What is EC and PPM?
The EC is for many people just as the pH values – a twilight zone, although it is not that complicated. EC stands for Electro Conductivity and is measured in ms; conductivity of electricity in a liquid occurs through conductive particles. The nutrients (elements) that are necessary for your “favourite plants” become negatively and positively charged particles as soon as they dissolve. The more of these particles present, the better electricity is conducted, the higher the EC. Therefore the EC is a measure of the amount of nutrient present in a solution. Reiziger nutrients are vital to the plant and because these nutrients are directly available, you must proceed very carefully.
A too high EC will produce a too high osmotic pressure around the roots. Osmosis? A liquid moves, according to physics, in the direction of the strongest solution. Is the solution outside the plant stronger than inside, then the plant empties itself (simply said). This emptying of the plant can be noticed in practice as a so called burning of the leaves. (When leaf blades curl down they are trying to conserve water).
In general we advise that the EC with rockwool lies between 1.6ms and 2.5ms. (Of course we talk about the EC in the slab). When making a nutrient solution always adjust the EC first and only then the pH value.
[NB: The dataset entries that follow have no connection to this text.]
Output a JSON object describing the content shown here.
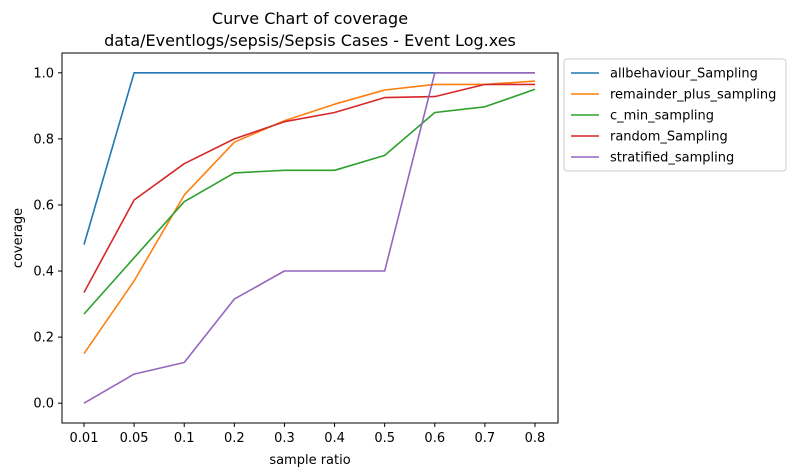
{
  "chart_data": {
    "type": "line",
    "title": "Curve Chart of coverage",
    "subtitle": "data/Eventlogs/sepsis/Sepsis Cases - Event Log.xes",
    "xlabel": "sample ratio",
    "ylabel": "coverage",
    "categories": [
      "0.01",
      "0.05",
      "0.1",
      "0.2",
      "0.3",
      "0.4",
      "0.5",
      "0.6",
      "0.7",
      "0.8"
    ],
    "yticks": [
      "0.0",
      "0.2",
      "0.4",
      "0.6",
      "0.8",
      "1.0"
    ],
    "ylim": [
      -0.06,
      1.06
    ],
    "grid": false,
    "legend_position": "outside-top-right",
    "series": [
      {
        "name": "allbehaviour_Sampling",
        "color": "#1f77b4",
        "values": [
          0.48,
          1.0,
          1.0,
          1.0,
          1.0,
          1.0,
          1.0,
          1.0,
          1.0,
          1.0
        ]
      },
      {
        "name": "remainder_plus_sampling",
        "color": "#ff7f0e",
        "values": [
          0.15,
          0.37,
          0.63,
          0.79,
          0.855,
          0.905,
          0.948,
          0.965,
          0.965,
          0.975
        ]
      },
      {
        "name": "c_min_sampling",
        "color": "#2ca02c",
        "values": [
          0.27,
          0.44,
          0.61,
          0.697,
          0.705,
          0.705,
          0.75,
          0.88,
          0.897,
          0.95
        ]
      },
      {
        "name": "random_Sampling",
        "color": "#d62728",
        "values": [
          0.335,
          0.615,
          0.725,
          0.8,
          0.852,
          0.88,
          0.925,
          0.928,
          0.965,
          0.965
        ]
      },
      {
        "name": "stratified_sampling",
        "color": "#9467bd",
        "values": [
          0.0,
          0.088,
          0.123,
          0.315,
          0.4,
          0.4,
          0.4,
          1.0,
          1.0,
          1.0
        ]
      }
    ]
  }
}
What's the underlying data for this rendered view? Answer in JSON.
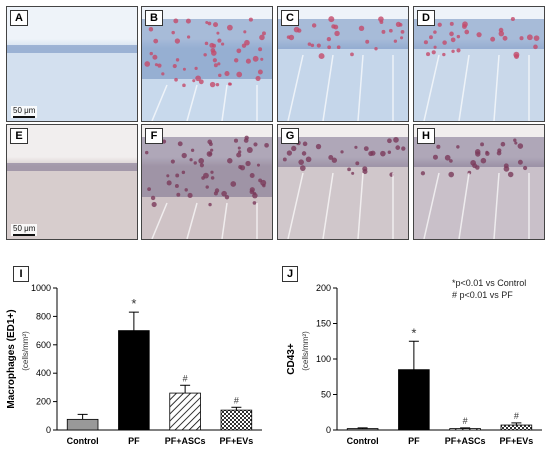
{
  "panels": [
    {
      "letter": "A",
      "scale": "50 μm"
    },
    {
      "letter": "B"
    },
    {
      "letter": "C"
    },
    {
      "letter": "D"
    },
    {
      "letter": "E",
      "scale": "50 μm"
    },
    {
      "letter": "F"
    },
    {
      "letter": "G"
    },
    {
      "letter": "H"
    }
  ],
  "legend": {
    "line1": "*p<0.01 vs Control",
    "line2": "# p<0.01 vs PF"
  },
  "colors": {
    "control": "#999999",
    "pf": "#000000",
    "stain_blue": "#b9cde4",
    "stain_pink": "#c8b3ba"
  },
  "chart_data": [
    {
      "type": "bar",
      "panel": "I",
      "ylabel": "Macrophages (ED1+)",
      "yunit": "(cells/mm²)",
      "categories": [
        "Control",
        "PF",
        "PF+ASCs",
        "PF+EVs"
      ],
      "values": [
        75,
        700,
        260,
        140
      ],
      "errors": [
        35,
        130,
        55,
        20
      ],
      "markers": [
        "",
        "*",
        "#",
        "#"
      ],
      "fills": [
        "gray",
        "black",
        "diagonal",
        "checker"
      ],
      "ylim": [
        0,
        1000
      ],
      "yticks": [
        "0",
        "200",
        "400",
        "600",
        "800",
        "1000"
      ]
    },
    {
      "type": "bar",
      "panel": "J",
      "ylabel": "CD43+",
      "yunit": "(cells/mm²)",
      "categories": [
        "Control",
        "PF",
        "PF+ASCs",
        "PF+EVs"
      ],
      "values": [
        2,
        85,
        2,
        7
      ],
      "errors": [
        1,
        40,
        1,
        3
      ],
      "markers": [
        "",
        "*",
        "#",
        "#"
      ],
      "fills": [
        "gray",
        "black",
        "diagonal",
        "checker"
      ],
      "ylim": [
        0,
        200
      ],
      "yticks": [
        "0",
        "50",
        "100",
        "150",
        "200"
      ]
    }
  ]
}
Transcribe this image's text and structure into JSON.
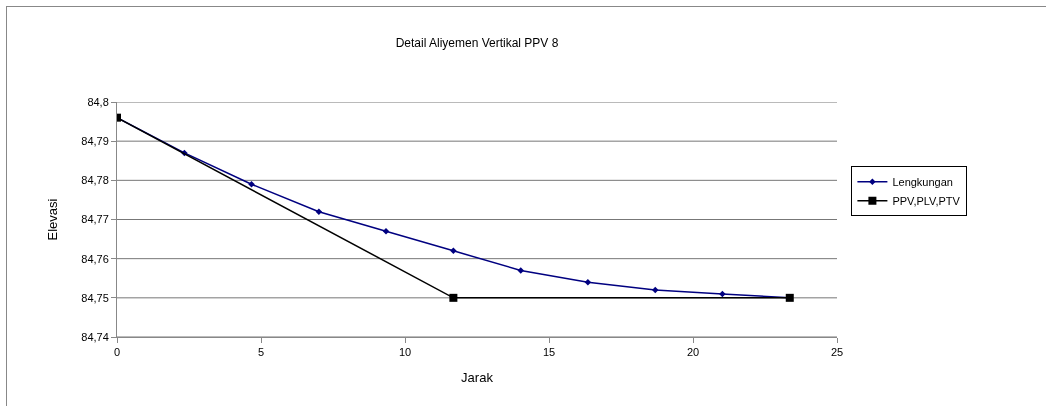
{
  "chart_data": {
    "type": "line",
    "title": "Detail Aliyemen Vertikal PPV 8",
    "xlabel": "Jarak",
    "ylabel": "Elevasi",
    "xlim": [
      0,
      25
    ],
    "xticks": [
      0,
      5,
      10,
      15,
      20,
      25
    ],
    "ylim": [
      84.74,
      84.8
    ],
    "yticks": [
      {
        "value": 84.74,
        "label": "84,74"
      },
      {
        "value": 84.75,
        "label": "84,75"
      },
      {
        "value": 84.76,
        "label": "84,76"
      },
      {
        "value": 84.77,
        "label": "84,77"
      },
      {
        "value": 84.78,
        "label": "84,78"
      },
      {
        "value": 84.79,
        "label": "84,79"
      },
      {
        "value": 84.8,
        "label": "84,8"
      }
    ],
    "grid": "y",
    "legend": "right",
    "line_style": "solid",
    "series": [
      {
        "name": "Lengkungan",
        "color": "#000080",
        "marker": "diamond",
        "x": [
          0,
          2.34,
          4.67,
          7.01,
          9.34,
          11.68,
          14.02,
          16.35,
          18.69,
          21.02,
          23.36
        ],
        "values": [
          84.796,
          84.787,
          84.779,
          84.772,
          84.767,
          84.762,
          84.757,
          84.754,
          84.752,
          84.751,
          84.75
        ]
      },
      {
        "name": "PPV,PLV,PTV",
        "color": "#000000",
        "marker": "square",
        "x": [
          0,
          11.68,
          23.36
        ],
        "values": [
          84.796,
          84.75,
          84.75
        ]
      }
    ]
  }
}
This is because Reiziger nutrients are very acidic and the addition of nutrient has a direct influence on the pH .
Reiziger nutrients are sold in concentrated form and consist of different parts. These parts, A and B, are packaged in separate jerrycans. This is because the separate parts work negatively together in their concentrated forms. Therefore always ensure that when making a nutrient solution these concentrated part (A and B) never come in contact with each other. Mix part A with the water and only then add part B. If the packaging advises 1:250 (4ml/L/qt), then for example begin with a solution of 1:300 (3.3ml/L/qt), then after stirring thoroughly measure the EC and if necessary add some more to reach the correct value. Let the nutrient solution stand for approximately 2 hours (to work in) and then adjust the pH value.
Questions like how much feeding solution does my plant require in week 3 and how much in week 6 are impossible to answer. This is related to the size of the plant, the amount of leaves, height of the lamps, relative humidity, temperature, root development, ventilation per m/hour. The only good answer to this question is that you must learn to see how your plant feels and learn to feel the weight of the rockwool slab (to determine if it is wet enough). The EC you must use also depends on the requirements of the sort. When your plant looks healthy, fresh and green you are doing the right thing.